Ein Heizkreis kann einfach nur Regler sein, der Soll und Ist vergleicht und auf Grundlage dessen den Mischer bzw das Ventil ansteuert.
In der Regel ist die Sache aber etwas anspruhsvoller. Nachtabsenkung, Wärmeanforderung, Heizkurve, Überhitzungsschutz um mal ein paar Begriffe zu nennen.

Von Sabo hast du ja anscheinend schon CoDeSys. Hast du auch Bibliotheken und dazugehörige Dokumentation? Da würde ich mir alles zum Thema Heizkreis mal durchlesen um ein gewisses Grundwissen zu erlangen. Danach den Schalplan mal studieren. Hier wurde dir anscheind schon zu gearbeitet, du kannst ja daraus deine SPS-Belegung erstellen, damit du einen Überblick hast welche I/Os du alle zur Vergügung hast.
Und danach nochmal ein Gespräch mit deinem "Betreuer" der mir dir die Anforderungen nochmal konkret durchgeht, welche du dann hoffentlich verstehst.

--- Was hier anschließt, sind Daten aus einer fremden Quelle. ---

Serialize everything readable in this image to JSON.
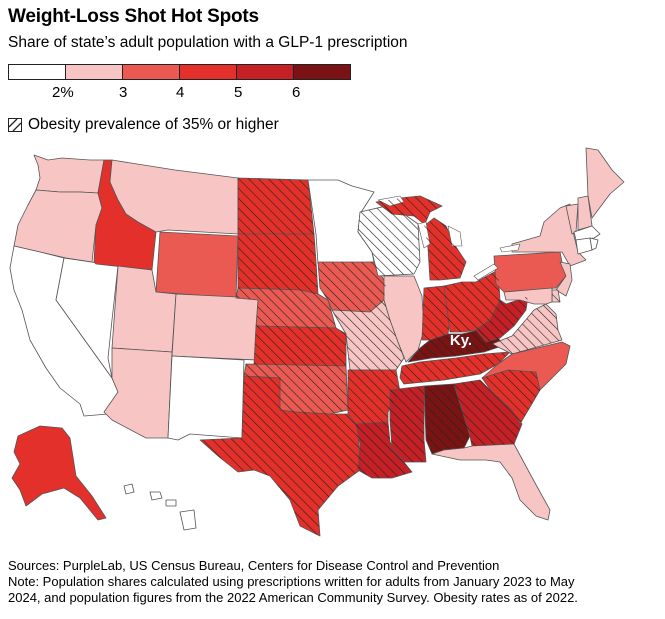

Nun das Programm erstellen.

Für jeden HK eine Unterprogramm, dann kannst du dieses einfach kopieren und für die anderen HKs verwenden.

Schöne Grüße
Daniel


----------



## Wu Fu (7 März 2013)

Nachtrag:
Vielleicht hat SABA auch Anwenderhinweise, in welchen komplette Heizkreise schon ausprogrammiert sind.
Wäre denkbar, HKs sind ja Standardanwendungen.


----------



## mc161 (7 März 2013)

Hi,

finde das ist eine Hammeraufgabe für Praxisphase mit CodeSys Grundkenntnissen !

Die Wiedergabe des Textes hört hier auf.